For the post-referee days, I would probably take Thursday off rather than Friday, or at least modify Thursday so you're doing fewer reps. (Or you could do Friday's run on Thursday if that works better.) If you're tired, better to stick with easy running than to try to do a workout. And I would imagine (but you can tell me if I'm wrong) that reffing has some fast "intervals" in it already, so you'd have that part covered, even if they're not actually a full minute most of the time.

If you can keep the 12-mile pickup as close to as written as possible, I would say that's probably the key workout of the week, and adjust around it. If that means you need to take Friday off, cool. If that means you swap Saturday and Sunday for this week to give yourself an extra day to recover, also cool.

And hey, training on tired legs is good practice for an ultra! 😆
 
It seemed like reffing made for pretty good cross-training for Dopey, right?
If by "good cross-training" you mean the only thing I did outside of about 30mi in December when basketball was on holiday break, then yes. :rotfl2:

So I definitely think it makes sense to swap out the runs on those days. Could you maybe do 8-10 miles on the 14th to give yourself an extra rest day on the 15th before two big referee days? Or is it better to run the day before a referee day?
That long run is mostly about timing. I *could* do the run while we are camping, but it's also for Fathers Day weekend and I would essentially be dipping out on helping keep an eye on our extremely social 5yo for 3 hours to go for this run. We come home on Sunday morning, and I could go run at my usual spot (with known elevation, distances, bathrooms, etc) after we got home and unpacked the camper. But I feel like if I'm going to ref for 7 hours on Monday and 6 hours on Tuesday that it definitely makes more sense to try to accomplish the long run on Saturday before basketball.

For the post-referee days, I would probably take Thursday off rather than Friday, or at least modify Thursday so you're doing fewer reps. (Or you could do Friday's run on Thursday if that works better.) If you're tired, better to stick with easy running than to try to do a workout.
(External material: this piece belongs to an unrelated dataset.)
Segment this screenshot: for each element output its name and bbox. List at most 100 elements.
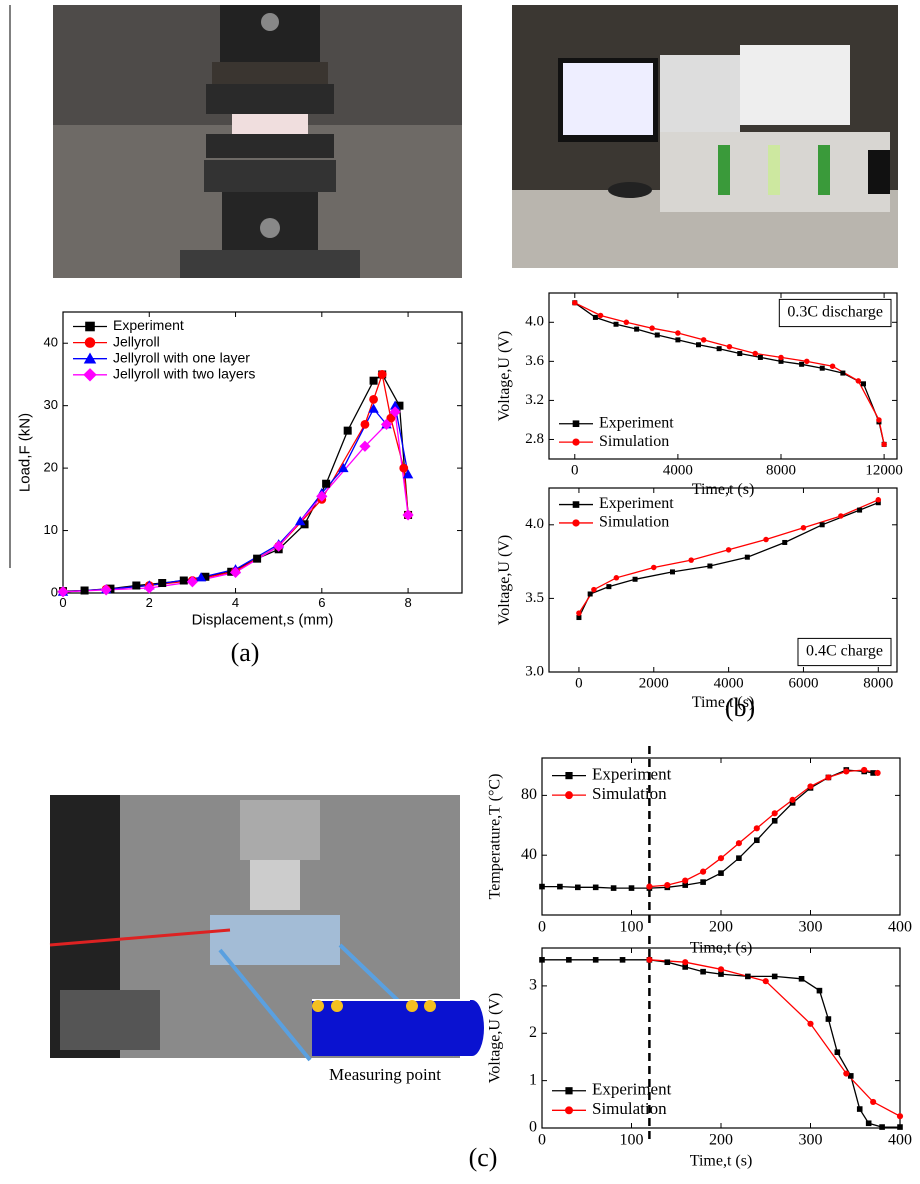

And I would imagine (but you can tell me if I'm wrong) that reffing has some fast "intervals" in it already, so you'd have that part covered, even if they're not actually a full minute most of the time.
That makes sense. And dialing things back to easy has always been my fallback (probably to the detriment of improving or even maintaining any sort of "speed") so that's a good thing to keep in mind.

If you can keep the 12-mile pickup as close to as written as possible, I would say that's probably the key workout of the week, and adjust around it. If that means you need to take Friday off, cool. If that means you swap Saturday and Sunday for this week to give yourself an extra day to recover, also cool.
I don't wanna be cool! I wanna be prepared! But also not injured. Because injuries suck.
And hey, training on tired legs is good practice for an ultra! 😆
I've already informed DH that I will likely be a gelatinous mass on Tuesday night. Gonna feel like post-Dopey legs on not-nearly-enough training.
 
If by "good cross-training" you mean the only thing I did outside of about 30mi in December when basketball was on holiday break, then yes. :rotfl2:
And you finished and didn't die! So that seems like a win. 😂

That long run is mostly about timing. I *could* do the run while we are camping, but it's also for Fathers Day weekend and I would essentially be dipping out on helping keep an eye on our extremely social 5yo for 3 hours to go for this run.
As not-a-parent, I have absolutely no comment on parenting necessities and you should do whatever you have to do in that regard!🤐

I don't wanna be cool! I wanna be prepared! But also not injured. Because injuries suck.
I mean, I wouldn't move everything around and change things every week if you can avoid it. But one week will not hurt you. And the 7-hour ref day could be a good opportunity to practice your fueling for the race, too, so it's just a different type of training.